Estas dos jóvenes cántabras se han lanzado a vivir una experiencia de voluntariado internacional en plena pandemia. A Alicia le encanta el té rojo con hielo. Lidia nos confiesa estupefacta que ha tardado dos meses en encontrar café en Chile, porque allí lo toman soluble. Le gusta beberlo con leche y siempre con hielo.

Chicas, ¿qué hacéis en Chile en plena pandemia?
Siempre nos habíamos planteado hacer un voluntariado, pero en nuestra vida tranquila lo vas posponiendo. Pero llegó la pandemia y nos paró en seco. Ahí nos dimos cuenta de que era el momento. El superior provincial de los SS.CC., Aurelio Cayón, nos propuso venir a ayudar a Chile, que también es un lugar necesitado. Esta oportunidad solo pasa una vez en la vida y había que aprovecharla.

¿De dónde os nace la vocación de servicio?
En estos últimos años hemos trabajado mucho nuestra fe y hemos tenido muchas dudas, pero siempre queríamos dar un paso más. También nos enfadaba la injusticia social, pero siempre desde el otro lado del muro y las cosas hay que cambiarlas desde dentro, no desde el sofá de tu casa. Aunque nos sentíamos completas, una parte de nosotras no estábamos compartiéndola al 100% y sabíamos que ni la pandemia iba a pararnos.

¿Qué os encontrasteis al llegar a La Unión?
Nos dimos un fuerte golpe de realidad cuando llegamos. Vienes a un país que consideras desarrollado y cuando llegas te da cuenta que no es así. Al llegar fuimos conscientes de la situación tan precaria de la educación y la sanidad, las altas tasas de alcoholemia, y cómo el abuso sexual y el maltrato intrafamiliar están a la orden del día.
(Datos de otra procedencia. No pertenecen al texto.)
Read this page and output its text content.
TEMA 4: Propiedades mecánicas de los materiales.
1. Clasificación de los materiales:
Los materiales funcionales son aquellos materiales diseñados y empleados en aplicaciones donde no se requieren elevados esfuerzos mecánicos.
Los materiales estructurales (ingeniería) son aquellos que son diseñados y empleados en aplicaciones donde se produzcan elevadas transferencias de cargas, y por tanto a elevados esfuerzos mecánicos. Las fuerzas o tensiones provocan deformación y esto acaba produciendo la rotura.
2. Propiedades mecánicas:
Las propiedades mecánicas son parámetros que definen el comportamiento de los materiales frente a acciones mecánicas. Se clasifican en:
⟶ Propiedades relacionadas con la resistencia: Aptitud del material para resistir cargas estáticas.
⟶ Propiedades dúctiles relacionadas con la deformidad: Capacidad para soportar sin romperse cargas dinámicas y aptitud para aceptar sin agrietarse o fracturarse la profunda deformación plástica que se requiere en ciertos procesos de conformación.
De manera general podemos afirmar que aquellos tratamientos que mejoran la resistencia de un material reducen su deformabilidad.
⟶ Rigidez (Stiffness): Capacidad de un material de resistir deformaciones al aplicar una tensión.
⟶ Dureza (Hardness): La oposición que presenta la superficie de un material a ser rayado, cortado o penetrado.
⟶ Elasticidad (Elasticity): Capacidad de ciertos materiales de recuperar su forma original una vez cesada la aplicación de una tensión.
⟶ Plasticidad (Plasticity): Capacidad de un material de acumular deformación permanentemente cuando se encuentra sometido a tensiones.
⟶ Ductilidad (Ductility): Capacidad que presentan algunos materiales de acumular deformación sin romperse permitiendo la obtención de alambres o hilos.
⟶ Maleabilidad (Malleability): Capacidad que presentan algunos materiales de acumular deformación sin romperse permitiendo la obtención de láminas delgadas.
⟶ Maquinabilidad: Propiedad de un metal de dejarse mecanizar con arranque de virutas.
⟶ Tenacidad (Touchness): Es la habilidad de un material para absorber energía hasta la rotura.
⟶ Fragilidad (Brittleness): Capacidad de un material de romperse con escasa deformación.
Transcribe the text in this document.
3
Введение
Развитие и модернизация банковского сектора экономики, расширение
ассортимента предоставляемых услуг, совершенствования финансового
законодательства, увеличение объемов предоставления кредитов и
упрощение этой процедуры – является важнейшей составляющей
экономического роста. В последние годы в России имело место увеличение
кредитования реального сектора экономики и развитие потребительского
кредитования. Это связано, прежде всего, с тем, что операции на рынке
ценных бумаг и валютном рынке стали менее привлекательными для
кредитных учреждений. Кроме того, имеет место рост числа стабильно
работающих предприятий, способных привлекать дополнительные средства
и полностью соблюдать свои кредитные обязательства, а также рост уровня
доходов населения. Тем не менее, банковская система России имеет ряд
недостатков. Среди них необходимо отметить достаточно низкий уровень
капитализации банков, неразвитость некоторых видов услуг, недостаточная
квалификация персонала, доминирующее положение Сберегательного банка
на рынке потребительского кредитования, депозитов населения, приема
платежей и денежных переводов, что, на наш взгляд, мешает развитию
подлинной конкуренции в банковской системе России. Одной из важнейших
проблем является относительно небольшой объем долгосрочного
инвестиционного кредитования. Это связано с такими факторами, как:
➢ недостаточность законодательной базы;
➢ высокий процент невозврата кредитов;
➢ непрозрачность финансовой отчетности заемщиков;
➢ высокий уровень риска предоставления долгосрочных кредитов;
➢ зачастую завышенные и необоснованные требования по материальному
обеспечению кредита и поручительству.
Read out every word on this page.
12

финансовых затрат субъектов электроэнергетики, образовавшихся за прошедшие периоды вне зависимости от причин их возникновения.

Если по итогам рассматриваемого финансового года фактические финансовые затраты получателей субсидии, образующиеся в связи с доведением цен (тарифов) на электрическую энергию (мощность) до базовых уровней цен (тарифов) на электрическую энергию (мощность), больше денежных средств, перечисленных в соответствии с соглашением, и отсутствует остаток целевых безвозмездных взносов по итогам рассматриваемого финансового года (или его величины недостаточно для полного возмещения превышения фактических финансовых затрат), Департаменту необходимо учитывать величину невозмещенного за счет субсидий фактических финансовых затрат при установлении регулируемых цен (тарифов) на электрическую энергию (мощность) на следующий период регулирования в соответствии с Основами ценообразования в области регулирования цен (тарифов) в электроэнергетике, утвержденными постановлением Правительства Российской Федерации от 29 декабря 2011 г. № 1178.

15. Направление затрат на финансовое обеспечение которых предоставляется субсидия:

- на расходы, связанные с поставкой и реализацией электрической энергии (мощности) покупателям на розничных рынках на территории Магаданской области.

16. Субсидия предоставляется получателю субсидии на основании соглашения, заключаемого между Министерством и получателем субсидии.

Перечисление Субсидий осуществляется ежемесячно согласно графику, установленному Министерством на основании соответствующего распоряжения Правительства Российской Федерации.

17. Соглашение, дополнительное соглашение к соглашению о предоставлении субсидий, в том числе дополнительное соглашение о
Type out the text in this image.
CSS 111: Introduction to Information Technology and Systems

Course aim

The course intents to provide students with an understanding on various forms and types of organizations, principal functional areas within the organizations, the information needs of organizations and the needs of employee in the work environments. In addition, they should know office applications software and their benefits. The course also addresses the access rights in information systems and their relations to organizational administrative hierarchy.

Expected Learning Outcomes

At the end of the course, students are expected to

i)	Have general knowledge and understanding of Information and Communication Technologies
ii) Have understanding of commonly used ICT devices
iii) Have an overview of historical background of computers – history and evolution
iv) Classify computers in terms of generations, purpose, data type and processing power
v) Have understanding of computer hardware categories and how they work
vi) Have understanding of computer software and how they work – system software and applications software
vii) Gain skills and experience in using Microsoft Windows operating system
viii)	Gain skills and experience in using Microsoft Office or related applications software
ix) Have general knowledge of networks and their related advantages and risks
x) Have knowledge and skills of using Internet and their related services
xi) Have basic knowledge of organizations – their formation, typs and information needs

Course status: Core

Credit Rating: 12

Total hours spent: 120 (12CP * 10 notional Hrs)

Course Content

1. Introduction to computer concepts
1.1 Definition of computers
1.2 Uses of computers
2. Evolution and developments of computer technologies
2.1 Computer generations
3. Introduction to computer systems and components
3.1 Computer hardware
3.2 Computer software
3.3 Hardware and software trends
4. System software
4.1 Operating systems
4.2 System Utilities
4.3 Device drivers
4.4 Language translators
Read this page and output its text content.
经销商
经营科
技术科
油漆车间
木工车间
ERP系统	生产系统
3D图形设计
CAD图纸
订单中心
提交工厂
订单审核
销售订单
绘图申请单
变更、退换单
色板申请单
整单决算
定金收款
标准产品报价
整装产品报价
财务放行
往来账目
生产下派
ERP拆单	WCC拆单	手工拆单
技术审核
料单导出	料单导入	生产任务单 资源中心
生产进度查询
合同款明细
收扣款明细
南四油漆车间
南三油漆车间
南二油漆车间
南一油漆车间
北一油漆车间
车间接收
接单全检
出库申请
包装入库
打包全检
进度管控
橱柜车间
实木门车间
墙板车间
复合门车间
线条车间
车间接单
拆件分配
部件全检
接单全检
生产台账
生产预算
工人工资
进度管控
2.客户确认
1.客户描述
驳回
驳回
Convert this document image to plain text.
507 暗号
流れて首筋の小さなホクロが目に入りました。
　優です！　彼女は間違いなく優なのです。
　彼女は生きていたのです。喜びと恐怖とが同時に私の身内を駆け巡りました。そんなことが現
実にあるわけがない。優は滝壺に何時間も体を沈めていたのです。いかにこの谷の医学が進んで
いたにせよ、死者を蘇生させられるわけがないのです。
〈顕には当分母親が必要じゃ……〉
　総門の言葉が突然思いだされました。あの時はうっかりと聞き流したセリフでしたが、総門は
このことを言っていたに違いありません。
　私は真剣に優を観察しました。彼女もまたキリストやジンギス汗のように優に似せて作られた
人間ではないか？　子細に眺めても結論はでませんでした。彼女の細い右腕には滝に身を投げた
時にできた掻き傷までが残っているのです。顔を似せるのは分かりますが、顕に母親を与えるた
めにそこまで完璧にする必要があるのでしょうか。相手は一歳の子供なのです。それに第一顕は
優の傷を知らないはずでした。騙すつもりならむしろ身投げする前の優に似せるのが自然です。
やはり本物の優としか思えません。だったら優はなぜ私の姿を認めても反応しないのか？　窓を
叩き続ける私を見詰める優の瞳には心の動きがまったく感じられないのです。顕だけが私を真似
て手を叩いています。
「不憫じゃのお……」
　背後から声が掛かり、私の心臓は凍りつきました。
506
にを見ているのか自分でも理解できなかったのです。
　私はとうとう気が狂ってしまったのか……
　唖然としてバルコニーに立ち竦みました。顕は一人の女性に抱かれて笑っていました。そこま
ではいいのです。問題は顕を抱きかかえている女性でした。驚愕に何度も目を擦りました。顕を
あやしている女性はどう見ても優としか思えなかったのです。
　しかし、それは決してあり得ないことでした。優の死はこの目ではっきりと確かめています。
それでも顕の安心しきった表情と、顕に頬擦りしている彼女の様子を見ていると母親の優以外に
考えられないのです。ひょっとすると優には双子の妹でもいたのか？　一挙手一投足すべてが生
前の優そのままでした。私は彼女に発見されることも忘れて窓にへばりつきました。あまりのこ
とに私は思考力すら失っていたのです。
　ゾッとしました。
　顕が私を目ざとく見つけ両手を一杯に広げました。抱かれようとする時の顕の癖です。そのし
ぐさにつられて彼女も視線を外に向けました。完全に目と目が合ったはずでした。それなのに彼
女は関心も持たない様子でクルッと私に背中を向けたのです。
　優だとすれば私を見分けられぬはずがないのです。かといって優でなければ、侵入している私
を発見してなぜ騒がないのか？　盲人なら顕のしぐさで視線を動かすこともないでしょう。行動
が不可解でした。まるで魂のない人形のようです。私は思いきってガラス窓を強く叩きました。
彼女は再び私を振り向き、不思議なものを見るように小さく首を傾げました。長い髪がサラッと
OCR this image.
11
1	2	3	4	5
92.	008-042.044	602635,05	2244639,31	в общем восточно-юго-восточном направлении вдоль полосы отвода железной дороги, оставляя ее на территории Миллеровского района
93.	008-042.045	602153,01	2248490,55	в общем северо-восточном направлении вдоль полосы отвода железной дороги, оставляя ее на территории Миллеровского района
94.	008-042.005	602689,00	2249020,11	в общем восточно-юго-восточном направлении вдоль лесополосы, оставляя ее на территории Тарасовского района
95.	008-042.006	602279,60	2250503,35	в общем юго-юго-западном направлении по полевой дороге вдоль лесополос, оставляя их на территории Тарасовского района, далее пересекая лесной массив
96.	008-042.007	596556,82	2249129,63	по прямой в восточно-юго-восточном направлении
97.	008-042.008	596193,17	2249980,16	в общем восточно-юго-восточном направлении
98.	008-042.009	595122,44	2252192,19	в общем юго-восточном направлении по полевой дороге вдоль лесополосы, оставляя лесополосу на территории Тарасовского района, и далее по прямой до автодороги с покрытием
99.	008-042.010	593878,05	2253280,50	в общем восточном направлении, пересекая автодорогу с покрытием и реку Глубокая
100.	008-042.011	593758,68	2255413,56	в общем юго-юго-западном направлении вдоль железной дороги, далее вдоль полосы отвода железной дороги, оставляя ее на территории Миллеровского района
Nunca pensamos que en una ciudad civilizada pudiesen encontrarse casos tan extremos de desamparo. Aunque por otro lado nos sorprendimos y somos privilegiadas al vivir este momento en el que el país está despertando, después del estallido social y tras una dictadura. Es un país que quiere cambiar las cosas. La solidaridad vivida en plenitud es lo que más nos está sorprendiendo. Y aunque llevamos 6 semanas en fase 1 (confinamiento domiciliario) por la situación de la pandemia, sabemos que ya estamos recibiendo más de lo que nosotras estamos entregando.

¿Cómo es la Iglesia chilena?
Nos hemos enamorado de esta Iglesia tan pura y humilde. La Iglesia chilena está constantemente cerca de los más pobres. Es abrumador, aunque todavía ni siquiera hemos vivido una eucaristía, por la pandemia. Sabíamos que nuestra fe era grande, pero teníamos demasiadas incertidumbres sobre la Iglesia, ahora constatamos que nos representa, esta Iglesia sí, la del servicio y la de los pobres. En España parece que se nos está olvidando que de verdad existe una iglesia acogedora, abierta y de servicio, pero los jóvenes podemos recuperar esto.

Un deseo para Chile…
Que siga despertando, que no pare… que todo lo que venga sean cosas buenas y cosas nuevas.